Tayyar Abi, 1979'da başladığı büro ve temsilcilik hizmetini tam 25 sene müddetle, hiç ara vermeden ve dahi kesintiye uğratmadan sürdürdü. Dile kolay, 25 yıl...

15 Mayıs 2004'te Hakkın rahmetine kavuştu. 1994'te vefat eden annesinin yanına defnedildi.

Ancak, bu defin işinde bir yanlışlık ve bu yanlışlıkta da bir hikmet vardı.

Kendi yerleri olan annesinin sağına defnedileceğine, soluna defnedilmişti. Orası ise, başkasına aitti. Bu yanlışlığın farkına varan mezar yeri sahibi, duruma itiraz etti. İş mahkemelik oldu. Mahkeme dokuz ay sonra neticelendi. İtiraz yerinde bulundu ve 2005 Şubatında Tayyar Abinin medfun bulunduğu yer kazılarak naaşın nakli gerçekleştirildi.

Ne var ki, mezarın kazılması ve naaşın nakli esnasında olağanüstü bir vakıaya şahit olundu. Orada hazır bulunan imam, doktor, eski mezar sahibi ve mezarlık görevlileri, gördükleri manzara karşısında hayretler içinde kaldılar.
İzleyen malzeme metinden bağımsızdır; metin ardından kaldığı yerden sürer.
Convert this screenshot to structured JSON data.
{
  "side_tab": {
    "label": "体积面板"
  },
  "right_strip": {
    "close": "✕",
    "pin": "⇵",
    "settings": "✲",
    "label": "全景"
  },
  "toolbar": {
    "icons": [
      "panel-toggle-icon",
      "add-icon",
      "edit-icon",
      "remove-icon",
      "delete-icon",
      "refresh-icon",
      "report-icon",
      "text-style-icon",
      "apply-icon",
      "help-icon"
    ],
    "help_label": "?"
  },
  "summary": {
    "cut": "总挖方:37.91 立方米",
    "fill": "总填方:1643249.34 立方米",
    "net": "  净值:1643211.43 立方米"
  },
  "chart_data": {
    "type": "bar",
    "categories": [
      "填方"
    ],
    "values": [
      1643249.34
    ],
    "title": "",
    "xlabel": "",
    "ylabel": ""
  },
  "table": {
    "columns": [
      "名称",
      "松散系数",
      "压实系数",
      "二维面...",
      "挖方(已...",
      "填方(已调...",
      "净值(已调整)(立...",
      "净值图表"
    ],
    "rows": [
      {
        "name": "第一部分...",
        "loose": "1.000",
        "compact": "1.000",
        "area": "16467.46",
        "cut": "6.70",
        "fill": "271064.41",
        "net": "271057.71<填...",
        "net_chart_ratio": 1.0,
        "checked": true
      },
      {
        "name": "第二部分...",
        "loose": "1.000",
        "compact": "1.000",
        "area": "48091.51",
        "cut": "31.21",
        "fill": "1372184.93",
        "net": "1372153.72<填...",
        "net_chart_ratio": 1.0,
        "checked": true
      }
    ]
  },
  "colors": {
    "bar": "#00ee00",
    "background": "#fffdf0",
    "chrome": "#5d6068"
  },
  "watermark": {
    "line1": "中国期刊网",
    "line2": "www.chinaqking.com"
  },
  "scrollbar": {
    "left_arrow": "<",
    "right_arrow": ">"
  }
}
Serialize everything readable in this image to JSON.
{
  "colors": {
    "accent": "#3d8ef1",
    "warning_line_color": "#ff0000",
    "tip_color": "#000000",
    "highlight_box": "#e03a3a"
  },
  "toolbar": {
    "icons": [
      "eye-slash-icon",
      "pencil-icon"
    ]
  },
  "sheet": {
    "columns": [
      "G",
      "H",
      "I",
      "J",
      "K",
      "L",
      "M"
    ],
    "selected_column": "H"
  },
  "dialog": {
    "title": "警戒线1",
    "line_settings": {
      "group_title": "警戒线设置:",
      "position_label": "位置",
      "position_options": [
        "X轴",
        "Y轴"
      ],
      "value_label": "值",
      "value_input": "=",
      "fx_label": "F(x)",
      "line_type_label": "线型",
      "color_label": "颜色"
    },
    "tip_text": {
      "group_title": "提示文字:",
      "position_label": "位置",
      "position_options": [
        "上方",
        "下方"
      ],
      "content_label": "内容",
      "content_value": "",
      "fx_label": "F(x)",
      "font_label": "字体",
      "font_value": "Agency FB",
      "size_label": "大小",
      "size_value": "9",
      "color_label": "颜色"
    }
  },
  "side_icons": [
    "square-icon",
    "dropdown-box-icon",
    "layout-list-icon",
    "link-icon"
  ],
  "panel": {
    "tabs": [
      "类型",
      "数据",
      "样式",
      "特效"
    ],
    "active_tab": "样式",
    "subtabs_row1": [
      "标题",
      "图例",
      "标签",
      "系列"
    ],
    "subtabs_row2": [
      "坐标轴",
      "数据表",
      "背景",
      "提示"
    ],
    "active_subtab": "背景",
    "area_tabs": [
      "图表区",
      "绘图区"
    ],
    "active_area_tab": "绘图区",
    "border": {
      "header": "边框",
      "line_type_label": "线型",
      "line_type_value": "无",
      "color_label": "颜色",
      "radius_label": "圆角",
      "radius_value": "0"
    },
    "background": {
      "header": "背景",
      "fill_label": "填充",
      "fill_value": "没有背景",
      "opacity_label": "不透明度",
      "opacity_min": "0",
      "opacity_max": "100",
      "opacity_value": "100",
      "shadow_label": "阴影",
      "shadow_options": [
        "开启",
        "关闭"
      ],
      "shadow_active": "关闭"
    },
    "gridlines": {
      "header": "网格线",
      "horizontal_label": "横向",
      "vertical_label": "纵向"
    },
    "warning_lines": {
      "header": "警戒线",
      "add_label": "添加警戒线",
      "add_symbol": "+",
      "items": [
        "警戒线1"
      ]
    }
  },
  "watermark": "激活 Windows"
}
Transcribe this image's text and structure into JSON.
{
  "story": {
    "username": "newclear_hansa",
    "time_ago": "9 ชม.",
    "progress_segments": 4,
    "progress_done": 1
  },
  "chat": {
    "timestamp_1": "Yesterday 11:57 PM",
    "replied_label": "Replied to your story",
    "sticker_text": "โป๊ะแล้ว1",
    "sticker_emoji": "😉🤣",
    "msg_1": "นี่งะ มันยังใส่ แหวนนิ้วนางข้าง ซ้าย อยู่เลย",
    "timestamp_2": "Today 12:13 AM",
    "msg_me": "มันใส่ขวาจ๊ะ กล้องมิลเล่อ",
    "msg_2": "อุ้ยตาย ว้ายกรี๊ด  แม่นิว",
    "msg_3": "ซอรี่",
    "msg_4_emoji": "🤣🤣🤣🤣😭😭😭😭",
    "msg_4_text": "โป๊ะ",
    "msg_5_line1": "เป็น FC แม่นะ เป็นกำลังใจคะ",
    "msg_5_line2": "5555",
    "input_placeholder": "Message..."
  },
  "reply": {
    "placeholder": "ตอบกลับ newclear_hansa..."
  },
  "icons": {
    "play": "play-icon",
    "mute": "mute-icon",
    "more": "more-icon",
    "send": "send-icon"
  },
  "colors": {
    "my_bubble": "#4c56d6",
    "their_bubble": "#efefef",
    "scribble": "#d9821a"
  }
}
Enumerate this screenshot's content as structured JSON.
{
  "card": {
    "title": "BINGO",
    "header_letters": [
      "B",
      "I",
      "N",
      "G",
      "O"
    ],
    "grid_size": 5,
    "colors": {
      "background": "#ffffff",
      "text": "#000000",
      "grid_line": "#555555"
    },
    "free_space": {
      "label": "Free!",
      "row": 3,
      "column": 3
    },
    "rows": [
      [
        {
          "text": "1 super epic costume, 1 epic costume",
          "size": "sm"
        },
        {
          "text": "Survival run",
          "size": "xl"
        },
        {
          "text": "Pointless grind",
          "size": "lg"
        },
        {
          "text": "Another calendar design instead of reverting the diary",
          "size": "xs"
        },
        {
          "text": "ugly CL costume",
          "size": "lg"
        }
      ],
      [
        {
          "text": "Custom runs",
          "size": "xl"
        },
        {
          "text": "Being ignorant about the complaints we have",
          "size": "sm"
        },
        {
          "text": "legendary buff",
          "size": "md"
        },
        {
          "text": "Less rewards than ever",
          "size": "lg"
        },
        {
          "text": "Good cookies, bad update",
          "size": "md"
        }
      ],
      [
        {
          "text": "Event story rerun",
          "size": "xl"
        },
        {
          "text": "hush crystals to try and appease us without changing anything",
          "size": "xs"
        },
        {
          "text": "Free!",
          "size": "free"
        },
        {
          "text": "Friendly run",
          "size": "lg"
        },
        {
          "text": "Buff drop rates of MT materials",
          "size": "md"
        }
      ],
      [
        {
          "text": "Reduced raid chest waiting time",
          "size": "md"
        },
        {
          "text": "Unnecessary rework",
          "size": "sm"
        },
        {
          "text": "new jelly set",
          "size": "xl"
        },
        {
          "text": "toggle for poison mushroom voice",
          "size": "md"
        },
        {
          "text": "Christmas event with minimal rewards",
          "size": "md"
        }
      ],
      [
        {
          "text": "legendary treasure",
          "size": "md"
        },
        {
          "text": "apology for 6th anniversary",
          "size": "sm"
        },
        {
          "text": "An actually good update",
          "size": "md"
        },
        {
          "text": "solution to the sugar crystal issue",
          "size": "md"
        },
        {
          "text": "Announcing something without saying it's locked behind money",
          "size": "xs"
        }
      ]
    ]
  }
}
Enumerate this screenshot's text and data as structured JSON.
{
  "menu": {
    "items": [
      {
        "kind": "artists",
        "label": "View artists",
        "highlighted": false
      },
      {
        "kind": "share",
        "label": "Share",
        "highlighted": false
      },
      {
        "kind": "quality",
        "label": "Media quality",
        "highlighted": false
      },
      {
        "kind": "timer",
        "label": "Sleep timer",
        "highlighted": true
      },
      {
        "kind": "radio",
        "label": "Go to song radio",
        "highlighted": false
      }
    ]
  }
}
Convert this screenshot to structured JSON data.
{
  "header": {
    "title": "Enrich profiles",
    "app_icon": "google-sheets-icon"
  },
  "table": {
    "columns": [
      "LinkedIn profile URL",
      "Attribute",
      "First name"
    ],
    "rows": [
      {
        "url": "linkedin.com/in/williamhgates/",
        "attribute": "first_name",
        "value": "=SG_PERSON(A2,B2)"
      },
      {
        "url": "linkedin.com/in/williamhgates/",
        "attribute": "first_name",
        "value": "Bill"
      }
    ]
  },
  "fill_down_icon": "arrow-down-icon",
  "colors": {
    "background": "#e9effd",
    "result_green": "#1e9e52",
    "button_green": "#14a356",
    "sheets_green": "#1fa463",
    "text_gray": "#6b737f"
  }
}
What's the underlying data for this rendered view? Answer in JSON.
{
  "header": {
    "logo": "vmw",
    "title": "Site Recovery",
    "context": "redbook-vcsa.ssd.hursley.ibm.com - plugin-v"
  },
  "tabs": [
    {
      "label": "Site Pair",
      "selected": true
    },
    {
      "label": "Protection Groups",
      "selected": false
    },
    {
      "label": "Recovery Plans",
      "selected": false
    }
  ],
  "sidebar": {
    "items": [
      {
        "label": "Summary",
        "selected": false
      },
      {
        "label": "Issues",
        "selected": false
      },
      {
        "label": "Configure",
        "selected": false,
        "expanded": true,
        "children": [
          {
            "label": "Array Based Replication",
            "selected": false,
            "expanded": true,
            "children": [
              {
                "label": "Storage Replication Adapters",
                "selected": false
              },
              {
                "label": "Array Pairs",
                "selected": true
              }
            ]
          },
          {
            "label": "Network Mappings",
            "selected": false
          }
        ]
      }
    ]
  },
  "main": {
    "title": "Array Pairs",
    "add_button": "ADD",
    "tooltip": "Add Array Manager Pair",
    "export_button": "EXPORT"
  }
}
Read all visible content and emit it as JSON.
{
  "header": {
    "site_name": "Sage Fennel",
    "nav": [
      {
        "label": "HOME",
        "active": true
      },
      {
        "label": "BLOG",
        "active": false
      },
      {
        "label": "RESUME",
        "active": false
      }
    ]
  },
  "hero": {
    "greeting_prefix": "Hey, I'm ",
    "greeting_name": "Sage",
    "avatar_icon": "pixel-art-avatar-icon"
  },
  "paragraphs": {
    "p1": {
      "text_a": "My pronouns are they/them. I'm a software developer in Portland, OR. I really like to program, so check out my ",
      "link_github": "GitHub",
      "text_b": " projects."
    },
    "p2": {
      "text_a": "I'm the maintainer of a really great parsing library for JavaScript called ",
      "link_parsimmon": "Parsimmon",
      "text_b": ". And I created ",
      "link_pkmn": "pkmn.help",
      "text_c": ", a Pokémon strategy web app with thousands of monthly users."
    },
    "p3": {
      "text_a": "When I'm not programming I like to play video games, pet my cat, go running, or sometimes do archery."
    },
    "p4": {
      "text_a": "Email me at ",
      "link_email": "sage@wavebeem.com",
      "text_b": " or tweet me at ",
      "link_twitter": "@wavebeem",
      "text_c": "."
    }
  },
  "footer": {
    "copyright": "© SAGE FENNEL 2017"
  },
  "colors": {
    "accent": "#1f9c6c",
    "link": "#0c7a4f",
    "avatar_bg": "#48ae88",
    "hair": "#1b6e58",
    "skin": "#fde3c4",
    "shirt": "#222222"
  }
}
Zira, hayatta ilk kez böylesi bir duruma şahit olmuştular.

"Kızım, ben ölmedim ki"

Biz oradaki şahitlerle gidip konuştuk, anlattıklarını bir bir tesbit ettik. İnşaallah önümüzdeki hafta başlayacağımız dizi yazı içinde bunları detaylıca anlatmaya çalışırız.

Ama, kısa da olsa, hazirûnun orada gördükleri manzara acaba ne idi diye suâl ederseniz, bunun bir cihette cevabı, muhtemelen vefatının hemen akabinde gazetede çıkan taziye ilânları esnasında babasını rüyâsında gören sevgili kızı Asude'ye söylediği şu manidar sözde saklı olsa gerektir: "Kızım, taziye ilânları çıkıyor; ama ben ölmedim ki..."

Tevafuklar zinciri

İstanbul'dan Bandırma'ya denizyoluyla iki, karayoluyla yaklaşık altı saatte gidilebiliyor. Pazartesi akşamı, hızlı feribotla yolculuk için bilet almaya gittiğimizde, hava muhalefeti sebebiyle bazı seferlerin iptal edildiğini öğrendik. Salı günkü seferler için ise, belirsiz bir durum söz konusuydu. Bu sebeple yolcu bileti kesilemiyordu.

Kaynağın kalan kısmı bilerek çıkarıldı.